February 12, 2009      

Summary: Energid and Mobile Robots partner to provide autonomous navigation and mapping, machine vision and advanced robotic manipulation into a single mobile platform code-named Dactyl. This seemingly innocuous event announcement illustrates multiple trends in the robotics space and describes a new system that allows for ‘mobile manipulation.’

Taken at one level, robots for professional use (to distinguish them from consumer robotics) fall into two camps—arm based systems and mobile platform based systems. 

The armed systems are best represented by the typical industrial robot.  Housed in caged workcells for employee protection and bolted to the factory floor, these fixed-based articulated manipulators, over 40 years in development, have become increasingly sophisticated, becoming much more flexible and capable of fine motor control.  Also, once limited to working with precisely placed objects in highly structured environments, modern systems can now use vision instead of positioning for industrial robot control, allowing these robotic systems to perform functions of increasing complexity.

The second general class of professional service robots consists of platform based systems.  In fact most mobile robots today are teleoperated platforms that carry some type of payload—cameras, sensors, sweepers and so on.  Teleoperated systems, too, have advanced tremendously.  For example, over time human factors issues have been  addressed so that robotics are easier to drive. 

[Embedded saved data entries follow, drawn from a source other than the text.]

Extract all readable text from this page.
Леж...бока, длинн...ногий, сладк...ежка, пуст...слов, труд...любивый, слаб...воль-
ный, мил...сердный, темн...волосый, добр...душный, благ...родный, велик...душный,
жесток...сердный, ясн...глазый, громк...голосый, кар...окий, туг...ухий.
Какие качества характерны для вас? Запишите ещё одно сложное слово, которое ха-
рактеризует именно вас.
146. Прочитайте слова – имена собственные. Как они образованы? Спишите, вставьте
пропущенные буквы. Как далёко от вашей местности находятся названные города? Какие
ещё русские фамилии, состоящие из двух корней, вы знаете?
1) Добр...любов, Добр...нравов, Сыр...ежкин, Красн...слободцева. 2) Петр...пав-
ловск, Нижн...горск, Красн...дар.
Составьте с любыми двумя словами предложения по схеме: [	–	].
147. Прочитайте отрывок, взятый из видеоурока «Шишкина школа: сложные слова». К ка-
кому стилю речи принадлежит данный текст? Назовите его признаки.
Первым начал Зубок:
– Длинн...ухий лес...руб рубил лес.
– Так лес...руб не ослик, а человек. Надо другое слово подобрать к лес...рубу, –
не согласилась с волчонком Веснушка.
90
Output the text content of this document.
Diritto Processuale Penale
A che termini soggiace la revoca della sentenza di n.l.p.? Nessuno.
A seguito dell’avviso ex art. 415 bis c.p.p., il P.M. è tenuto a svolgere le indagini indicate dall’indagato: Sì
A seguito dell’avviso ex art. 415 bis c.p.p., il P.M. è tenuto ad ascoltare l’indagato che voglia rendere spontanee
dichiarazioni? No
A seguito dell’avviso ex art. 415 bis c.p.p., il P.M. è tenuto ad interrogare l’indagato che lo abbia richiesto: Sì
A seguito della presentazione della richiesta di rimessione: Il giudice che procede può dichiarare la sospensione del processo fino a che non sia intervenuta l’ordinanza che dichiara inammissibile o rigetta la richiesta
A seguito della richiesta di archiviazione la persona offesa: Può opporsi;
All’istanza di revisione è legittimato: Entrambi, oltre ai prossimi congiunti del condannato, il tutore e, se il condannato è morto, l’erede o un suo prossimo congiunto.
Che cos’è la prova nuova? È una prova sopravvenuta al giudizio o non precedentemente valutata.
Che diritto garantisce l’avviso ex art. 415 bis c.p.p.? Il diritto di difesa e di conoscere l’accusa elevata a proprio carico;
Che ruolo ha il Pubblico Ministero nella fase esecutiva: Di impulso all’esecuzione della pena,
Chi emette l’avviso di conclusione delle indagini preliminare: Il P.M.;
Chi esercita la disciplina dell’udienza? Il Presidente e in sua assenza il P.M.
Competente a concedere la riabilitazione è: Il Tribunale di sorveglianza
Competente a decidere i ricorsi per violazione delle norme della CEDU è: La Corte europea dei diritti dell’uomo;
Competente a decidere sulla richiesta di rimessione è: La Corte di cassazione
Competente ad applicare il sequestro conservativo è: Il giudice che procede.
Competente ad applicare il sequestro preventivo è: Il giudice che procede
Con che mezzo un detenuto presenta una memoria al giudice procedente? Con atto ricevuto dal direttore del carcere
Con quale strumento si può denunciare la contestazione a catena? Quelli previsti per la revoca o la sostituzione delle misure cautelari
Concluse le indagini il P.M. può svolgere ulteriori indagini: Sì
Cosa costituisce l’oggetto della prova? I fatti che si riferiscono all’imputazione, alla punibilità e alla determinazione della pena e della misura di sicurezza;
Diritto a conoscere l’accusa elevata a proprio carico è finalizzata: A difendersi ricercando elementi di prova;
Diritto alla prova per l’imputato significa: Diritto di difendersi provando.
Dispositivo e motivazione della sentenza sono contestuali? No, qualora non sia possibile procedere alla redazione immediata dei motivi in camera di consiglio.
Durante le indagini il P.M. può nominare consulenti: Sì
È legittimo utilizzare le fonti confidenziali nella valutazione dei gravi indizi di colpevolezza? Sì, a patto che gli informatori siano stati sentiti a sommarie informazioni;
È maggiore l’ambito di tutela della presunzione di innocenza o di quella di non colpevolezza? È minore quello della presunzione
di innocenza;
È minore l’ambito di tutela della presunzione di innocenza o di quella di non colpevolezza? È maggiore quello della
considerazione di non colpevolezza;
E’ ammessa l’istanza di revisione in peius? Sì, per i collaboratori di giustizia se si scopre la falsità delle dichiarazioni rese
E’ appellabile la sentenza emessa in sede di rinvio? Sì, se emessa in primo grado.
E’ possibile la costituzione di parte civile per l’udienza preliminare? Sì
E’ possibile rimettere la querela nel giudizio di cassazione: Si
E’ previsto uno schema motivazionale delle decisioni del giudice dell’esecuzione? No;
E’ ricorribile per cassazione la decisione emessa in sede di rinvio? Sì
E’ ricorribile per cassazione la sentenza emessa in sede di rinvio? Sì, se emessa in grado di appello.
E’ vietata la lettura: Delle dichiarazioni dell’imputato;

However, most teleoperated systems also rely on human eyes (through a view screen) for visual sensing.  What is lacking in these systems is a degree of mobile autonomy, which would make the systems much more flexible and provide for greater capabilities.

Teleoperated systems often include an arm or manipulator of some sort.  With each passing year the arms exhibit improvements, but they still require the operator to drive the platform to the work site using the onboard cameras and base system monitor, and then working the manipulator.  What the Energid and Mobile Robots’ announcement signifies is a third class of professional service robot that combines autonomy, advanced machine vision and complex manipulation. 

The Dactyl system, which combines Energid Technologies’ Actin arm and camera control software with Mobile Robots’ PatrolBot platform and MobileEyes remote monitoring and control system, can autonomously generate maps of its working environment and navigate that environment, as well as coordinate the motion of both the arm and the platform to carry out tasks that would be difficult, if not impossible for the typical teleoperated system.